Jones traveled to London in 1900 for the First Pan-African Conference, in the company of Anna Julia Cooper, Fannie Barrier Williams, and Ella D. Barrier, among others. Jones and Cooper were the only two African-American women to address the Conference; Jones presented a paper titled "The Preservation of Race Individuality." She later corresponded with W. E. B. DuBois. In 1905 her two-part essay "A Century's Progress for the American Colored Woman" appeared in consecutive issues of Voice of the Negro magazine. Her short essay "Women Suffrage and Social Reform" appeared in a 1915 issue of The Crisis. Jones was a member of Alpha Kappa Alpha sorority.

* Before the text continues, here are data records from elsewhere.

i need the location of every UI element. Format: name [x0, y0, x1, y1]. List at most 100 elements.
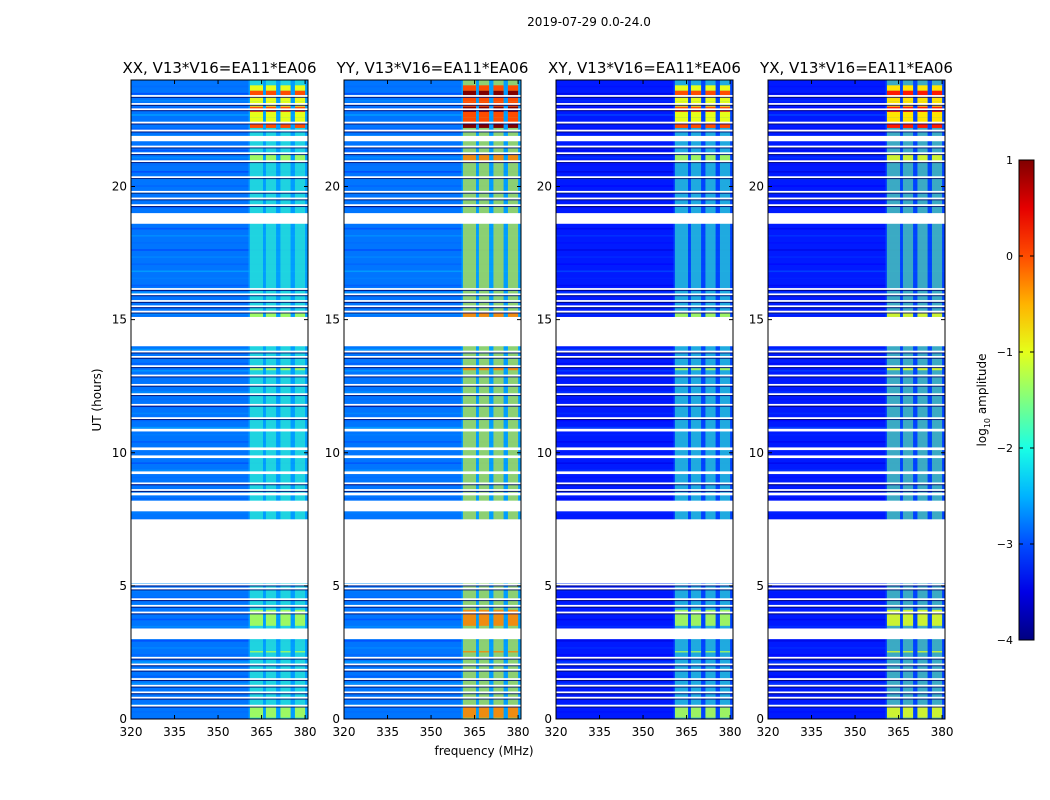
data-gap: [768, 447, 945, 451]
rfi-strong-cell: [249, 117, 264, 123]
flag-line-edge: [556, 110, 733, 112]
flag-line: [768, 403, 945, 406]
texture-row: [344, 298, 521, 301]
flag-line: [768, 704, 945, 707]
rfi-bright-segment: [265, 609, 277, 626]
texture-row: [768, 369, 945, 372]
texture-row: [556, 512, 733, 514]
rfi-bright-segment: [690, 311, 702, 317]
flag-line-edge: [768, 199, 945, 201]
rfi-bright-segment: [493, 609, 504, 626]
texture-row: [768, 640, 945, 642]
texture-row: [344, 206, 521, 209]
texture-row: [344, 291, 521, 294]
texture-row: [131, 441, 308, 443]
flag-line-edge: [344, 686, 521, 688]
y-tick-label: 0: [119, 712, 127, 726]
flag-line-edge: [556, 665, 733, 667]
texture-row: [344, 256, 521, 258]
flag-line-edge: [344, 357, 521, 359]
flag-line: [556, 704, 733, 707]
rfi-strong-cell: [886, 85, 901, 91]
flag-line-edge: [131, 600, 308, 602]
texture-row: [344, 682, 521, 685]
texture-row: [556, 163, 733, 166]
flag-line-edge: [768, 301, 945, 303]
panel-frame: [343, 79, 522, 720]
flag-line: [556, 611, 733, 614]
texture-row: [131, 114, 308, 116]
panel-1: XX, V13*V16=EA11*EA06 320 335 350 365 380 0 5 10…: [112, 59, 317, 739]
rfi-bright-segment: [690, 154, 702, 163]
flag-line-edge: [556, 679, 733, 681]
rfi-strong-cell: [674, 85, 689, 91]
data-gap: [556, 519, 733, 584]
flag-line-edge: [131, 154, 308, 156]
texture-row: [131, 234, 308, 237]
flag-line-edge: [768, 357, 945, 359]
y-tick-label: 0: [332, 712, 340, 726]
flag-line: [768, 383, 945, 386]
texture-row: [556, 227, 733, 230]
texture-row: [556, 625, 733, 628]
texture-row: [556, 433, 733, 436]
flag-line-edge: [768, 178, 945, 180]
rfi-strong-cell: [690, 111, 702, 118]
texture-row: [556, 185, 733, 187]
flag-line-edge: [344, 199, 521, 201]
rfi-bright-segment: [493, 311, 504, 317]
flag-line-edge: [131, 585, 308, 587]
rfi-bright-segment: [886, 311, 901, 317]
flag-line-edge: [131, 357, 308, 359]
flag-line: [556, 383, 733, 386]
y-tick-label: 5: [756, 579, 764, 593]
y-tick-label: 10: [749, 446, 764, 460]
flag-line: [131, 696, 308, 699]
rfi-strong-cell: [462, 95, 477, 102]
x-tick-label: 335: [588, 725, 611, 739]
flag-line-edge: [344, 589, 521, 591]
texture-row: [344, 625, 521, 628]
flag-line: [344, 383, 521, 386]
flag-line-edge: [344, 367, 521, 369]
texture-row: [131, 640, 308, 642]
flag-line: [344, 145, 521, 148]
rfi-bright-segment: [493, 154, 504, 163]
y-tick-label: 10: [112, 446, 127, 460]
panel-title: XX, V13*V16=EA11*EA06: [122, 59, 316, 77]
texture-row: [768, 682, 945, 685]
texture-row: [344, 313, 521, 315]
flag-line: [344, 95, 521, 97]
rfi-bright-segment: [719, 311, 731, 317]
texture-row: [768, 412, 945, 415]
texture-row: [344, 647, 521, 649]
texture-row: [131, 284, 308, 287]
flag-line-edge: [768, 484, 945, 486]
flag-line-edge: [131, 307, 308, 309]
flag-line-edge: [556, 606, 733, 608]
rfi-strong-cell: [507, 111, 519, 118]
flag-line: [768, 417, 945, 420]
texture-row: [556, 469, 733, 472]
rfi-bright-segment: [674, 367, 689, 371]
flag-line-edge: [131, 613, 308, 615]
y-tick-label: 20: [112, 180, 127, 194]
flag-line-edge: [344, 289, 521, 291]
rfi-bright-segment: [294, 705, 306, 718]
data-gap: [344, 428, 521, 432]
flag-line: [556, 190, 733, 193]
flag-line-edge: [768, 154, 945, 156]
flag-line: [131, 293, 308, 296]
data-gap: [344, 500, 521, 512]
rfi-bright-segment: [705, 651, 716, 653]
rfi-bright-segment: [917, 367, 928, 371]
rfi-channel: [705, 80, 716, 719]
x-tick-label: 320: [120, 725, 143, 739]
flag-line-edge: [556, 352, 733, 354]
rfi-strong-cell: [690, 117, 702, 123]
flag-line-edge: [131, 147, 308, 149]
texture-row: [131, 597, 308, 599]
texture-row: [131, 142, 308, 145]
flag-line: [131, 152, 308, 155]
texture-row: [556, 476, 733, 479]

Katherine D. Tillman wrote a poem about Jones, titled "My Queen".

==Personal life==
After 1892, Jones moved to Kansas City, Missouri and eventually purchased a shirt-waste style house on 2444 Montgall Avenue. In 1919, she sold her Montgall home to her colleague, John Bluford, and left Kansas City.

Jones moved to Monrovia, California, in 1921. She died there on March 7, 1932, aged 76. The Anna H. Jones Colored Women's Club was organized in Monrovia in 1932, in her memory.